I'm currently a PhD student at STOR-i. Before coming to Lancaster, I did a MSc in Scientific Computation and Industrial Mathematics at the University of Nottingham, and before that did a BA in Mathematics at the University of Cambridge.

My Research

The title of my PhD is 'Dynamic Allocation of Assets Subject to Failure and Replenishment'. To explain, allocation of assets is a common real-life problem, and a much-studied one. The simple expedient of allowing the assets to fail and require repair renders simple allocation problems difficult, and complex allocation problems nearly unsolvable.

As such, my PhD aims to look at heuristic methods effective for such problems, in circumstances where the size and complexity of the problem renders exact methods impractical. I will be initially looking at myopic and index policies, as they are inherently computationally efficient.

My PhD

The project concerns the analysis of generic models for dynamic resource allocation in situations where the assets available for deployment are subject to failure or depletion. Suppose that N assets are available for allocation to K tasks. Once deployed, each asset has a useful life of limited duration, at the end of which it is sent for repair/replenishment. Once repaired/ replenished, the asset is again available for redeployment. The central question for analysis concerns how newly replenished assets should be allocated to the K tasks which require them.

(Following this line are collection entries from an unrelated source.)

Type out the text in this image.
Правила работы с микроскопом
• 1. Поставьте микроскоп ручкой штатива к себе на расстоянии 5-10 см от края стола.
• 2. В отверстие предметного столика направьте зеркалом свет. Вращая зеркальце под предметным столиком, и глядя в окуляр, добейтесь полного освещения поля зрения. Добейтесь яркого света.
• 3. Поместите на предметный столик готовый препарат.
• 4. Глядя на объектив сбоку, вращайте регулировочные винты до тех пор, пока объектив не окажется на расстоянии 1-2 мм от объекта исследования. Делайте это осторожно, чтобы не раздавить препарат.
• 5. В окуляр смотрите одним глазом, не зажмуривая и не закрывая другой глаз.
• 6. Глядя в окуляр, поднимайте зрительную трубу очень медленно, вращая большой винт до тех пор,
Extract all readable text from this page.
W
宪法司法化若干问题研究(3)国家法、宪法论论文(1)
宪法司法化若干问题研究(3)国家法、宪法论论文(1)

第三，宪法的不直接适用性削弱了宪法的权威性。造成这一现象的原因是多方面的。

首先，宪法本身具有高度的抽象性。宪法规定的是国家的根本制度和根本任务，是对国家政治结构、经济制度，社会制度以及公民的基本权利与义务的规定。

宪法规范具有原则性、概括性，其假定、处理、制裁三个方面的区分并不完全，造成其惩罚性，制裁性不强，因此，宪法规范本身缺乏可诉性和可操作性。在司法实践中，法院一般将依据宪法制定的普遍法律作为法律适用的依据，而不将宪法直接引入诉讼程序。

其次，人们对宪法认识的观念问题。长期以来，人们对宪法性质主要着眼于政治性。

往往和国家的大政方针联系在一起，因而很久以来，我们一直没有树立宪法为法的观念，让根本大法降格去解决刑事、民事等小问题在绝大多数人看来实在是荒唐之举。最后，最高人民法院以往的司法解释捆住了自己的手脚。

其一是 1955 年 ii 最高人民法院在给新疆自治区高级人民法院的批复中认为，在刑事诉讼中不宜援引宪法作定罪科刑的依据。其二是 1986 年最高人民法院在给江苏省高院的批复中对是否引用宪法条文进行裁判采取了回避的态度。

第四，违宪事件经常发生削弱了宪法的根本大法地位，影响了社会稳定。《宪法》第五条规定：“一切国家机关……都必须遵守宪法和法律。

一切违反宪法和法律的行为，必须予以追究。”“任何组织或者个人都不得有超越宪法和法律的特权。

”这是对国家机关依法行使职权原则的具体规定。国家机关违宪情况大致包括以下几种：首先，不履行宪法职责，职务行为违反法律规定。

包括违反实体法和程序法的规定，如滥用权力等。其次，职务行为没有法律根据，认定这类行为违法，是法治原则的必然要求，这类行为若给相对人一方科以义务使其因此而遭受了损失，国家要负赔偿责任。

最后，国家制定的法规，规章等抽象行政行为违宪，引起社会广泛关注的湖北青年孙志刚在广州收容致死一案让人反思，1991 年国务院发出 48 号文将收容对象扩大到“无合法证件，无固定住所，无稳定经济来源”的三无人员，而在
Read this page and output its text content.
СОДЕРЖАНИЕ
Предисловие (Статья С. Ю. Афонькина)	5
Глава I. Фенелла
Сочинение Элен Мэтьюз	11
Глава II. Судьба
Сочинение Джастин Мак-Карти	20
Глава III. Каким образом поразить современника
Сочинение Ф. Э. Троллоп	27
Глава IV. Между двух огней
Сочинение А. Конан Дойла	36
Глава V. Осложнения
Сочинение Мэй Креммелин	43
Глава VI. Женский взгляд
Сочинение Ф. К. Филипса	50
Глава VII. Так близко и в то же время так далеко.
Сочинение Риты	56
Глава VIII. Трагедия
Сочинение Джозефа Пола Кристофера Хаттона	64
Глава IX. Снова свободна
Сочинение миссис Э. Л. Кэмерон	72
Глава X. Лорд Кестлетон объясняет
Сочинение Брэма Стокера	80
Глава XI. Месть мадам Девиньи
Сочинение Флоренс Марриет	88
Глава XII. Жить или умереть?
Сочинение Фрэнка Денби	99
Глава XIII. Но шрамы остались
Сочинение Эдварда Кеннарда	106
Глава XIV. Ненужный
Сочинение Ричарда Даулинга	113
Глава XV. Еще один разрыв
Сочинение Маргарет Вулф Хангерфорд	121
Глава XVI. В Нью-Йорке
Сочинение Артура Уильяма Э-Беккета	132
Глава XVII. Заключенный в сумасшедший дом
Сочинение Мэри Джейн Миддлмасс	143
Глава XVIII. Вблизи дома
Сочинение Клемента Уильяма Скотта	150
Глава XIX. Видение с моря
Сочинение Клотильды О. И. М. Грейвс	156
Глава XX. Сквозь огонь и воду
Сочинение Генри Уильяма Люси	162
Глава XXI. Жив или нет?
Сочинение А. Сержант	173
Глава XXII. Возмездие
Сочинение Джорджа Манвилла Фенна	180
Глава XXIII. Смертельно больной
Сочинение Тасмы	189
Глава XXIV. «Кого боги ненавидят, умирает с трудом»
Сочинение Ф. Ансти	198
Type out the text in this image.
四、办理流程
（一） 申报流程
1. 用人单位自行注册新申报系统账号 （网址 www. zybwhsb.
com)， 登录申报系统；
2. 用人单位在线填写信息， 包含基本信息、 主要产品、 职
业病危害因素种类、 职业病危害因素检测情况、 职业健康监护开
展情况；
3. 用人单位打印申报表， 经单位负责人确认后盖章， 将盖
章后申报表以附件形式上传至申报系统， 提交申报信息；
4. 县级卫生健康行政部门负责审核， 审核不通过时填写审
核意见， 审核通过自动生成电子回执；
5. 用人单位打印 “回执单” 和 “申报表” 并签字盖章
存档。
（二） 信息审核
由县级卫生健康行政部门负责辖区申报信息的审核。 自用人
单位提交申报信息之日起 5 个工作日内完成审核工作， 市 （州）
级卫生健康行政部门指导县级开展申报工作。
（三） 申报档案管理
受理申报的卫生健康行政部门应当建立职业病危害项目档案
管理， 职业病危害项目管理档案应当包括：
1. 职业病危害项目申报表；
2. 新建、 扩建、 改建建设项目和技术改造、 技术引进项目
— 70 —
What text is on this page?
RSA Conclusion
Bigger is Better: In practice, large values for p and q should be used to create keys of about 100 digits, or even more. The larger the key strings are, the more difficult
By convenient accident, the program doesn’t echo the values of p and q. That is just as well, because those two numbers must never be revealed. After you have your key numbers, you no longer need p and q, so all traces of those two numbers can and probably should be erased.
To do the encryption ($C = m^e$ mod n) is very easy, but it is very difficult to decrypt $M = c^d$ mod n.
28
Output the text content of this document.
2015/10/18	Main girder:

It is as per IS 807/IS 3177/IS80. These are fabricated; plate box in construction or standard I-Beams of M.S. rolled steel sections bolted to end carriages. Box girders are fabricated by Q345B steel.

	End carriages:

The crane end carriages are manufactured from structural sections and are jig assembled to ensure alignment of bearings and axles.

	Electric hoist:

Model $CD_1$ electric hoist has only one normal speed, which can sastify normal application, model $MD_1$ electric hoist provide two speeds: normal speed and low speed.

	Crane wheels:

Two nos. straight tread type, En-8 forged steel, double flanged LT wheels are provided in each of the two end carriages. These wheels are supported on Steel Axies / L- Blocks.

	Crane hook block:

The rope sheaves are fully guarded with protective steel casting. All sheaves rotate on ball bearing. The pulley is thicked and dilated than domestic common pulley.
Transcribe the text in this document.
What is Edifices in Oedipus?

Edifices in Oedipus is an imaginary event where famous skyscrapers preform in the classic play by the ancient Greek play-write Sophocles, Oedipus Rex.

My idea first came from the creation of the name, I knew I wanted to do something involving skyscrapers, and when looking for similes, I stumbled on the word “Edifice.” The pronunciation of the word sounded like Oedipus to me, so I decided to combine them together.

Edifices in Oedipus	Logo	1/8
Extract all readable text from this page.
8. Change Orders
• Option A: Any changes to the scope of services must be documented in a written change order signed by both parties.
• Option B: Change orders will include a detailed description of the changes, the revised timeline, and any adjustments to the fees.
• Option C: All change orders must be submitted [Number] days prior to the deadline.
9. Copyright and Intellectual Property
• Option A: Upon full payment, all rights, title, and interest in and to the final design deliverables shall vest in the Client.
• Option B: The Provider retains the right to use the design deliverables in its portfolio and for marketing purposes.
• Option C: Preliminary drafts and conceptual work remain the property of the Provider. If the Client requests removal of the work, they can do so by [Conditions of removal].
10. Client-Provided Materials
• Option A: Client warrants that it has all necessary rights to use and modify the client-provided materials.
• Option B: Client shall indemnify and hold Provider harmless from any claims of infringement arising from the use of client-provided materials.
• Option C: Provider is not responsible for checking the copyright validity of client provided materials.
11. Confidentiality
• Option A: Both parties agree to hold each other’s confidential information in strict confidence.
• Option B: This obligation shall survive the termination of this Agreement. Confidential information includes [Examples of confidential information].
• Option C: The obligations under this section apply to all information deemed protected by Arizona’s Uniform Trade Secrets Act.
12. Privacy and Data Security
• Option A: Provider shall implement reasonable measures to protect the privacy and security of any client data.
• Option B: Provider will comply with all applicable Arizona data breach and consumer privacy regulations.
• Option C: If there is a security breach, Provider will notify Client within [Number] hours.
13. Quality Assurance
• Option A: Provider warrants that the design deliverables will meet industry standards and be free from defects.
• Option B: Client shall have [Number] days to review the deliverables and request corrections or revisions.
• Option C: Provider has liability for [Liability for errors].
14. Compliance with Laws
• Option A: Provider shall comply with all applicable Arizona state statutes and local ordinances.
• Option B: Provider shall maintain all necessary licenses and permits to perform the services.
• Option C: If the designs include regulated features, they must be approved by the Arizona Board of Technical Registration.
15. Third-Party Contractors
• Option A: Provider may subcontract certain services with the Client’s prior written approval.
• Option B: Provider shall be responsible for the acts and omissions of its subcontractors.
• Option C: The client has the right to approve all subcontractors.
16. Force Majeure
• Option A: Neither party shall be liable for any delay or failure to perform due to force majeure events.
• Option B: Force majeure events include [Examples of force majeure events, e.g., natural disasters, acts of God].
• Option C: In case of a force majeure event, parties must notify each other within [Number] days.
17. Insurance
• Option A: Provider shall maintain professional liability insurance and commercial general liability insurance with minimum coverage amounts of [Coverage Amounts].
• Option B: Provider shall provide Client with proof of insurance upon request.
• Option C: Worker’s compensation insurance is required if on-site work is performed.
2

The tasks will be linked in many applications. Consider our assets to be UAVs searching for targets in a communication degraded environment. Some UAVs search for targets (task 1 is search, say) while other UAVs form a line-of-sight communication network (tasks 2,…,K are communication at distinct network locations, say) back to the centre of operations (base). A target is only detected if its sighting is reported back to base successfully. In order for this system to function effectively, we need some UAVs searching, with enough UAVs also deployed to form a fully connected communication network from the search region to base. UAVs have a limited endurance and must periodically return to refuel. After refuelling, a UAV is sent back to the area of operation as either a searcher (task 1) or a communicator (one of tasks 2,…,K). The goal is to determine effective approaches to UAV deployment

We aim to develop optimal or near-optimal heuristic policies for UAV assignment to maximise objectives such as the long-run target detection rate. Contributions may include: (i) formulation of a Markov decision process model to determine optimal assignment policies, to be solved for small instances; (ii) development of heuristic assignment policies that are fast to compute and which perform well in a variety of circumstances; (iii) extensions to build in more realism.

Initially we will assume failure times and replenishment times follow exponential distributions. However, in many situations this is not realistic, so we may investigate better ways to model these times to balance realism and tractability. Another possible extension is that rather than always assigning an asset to a task immediately after replenishment, it may be better to keep some assets in reserve, ready to be assigned when other assets fail.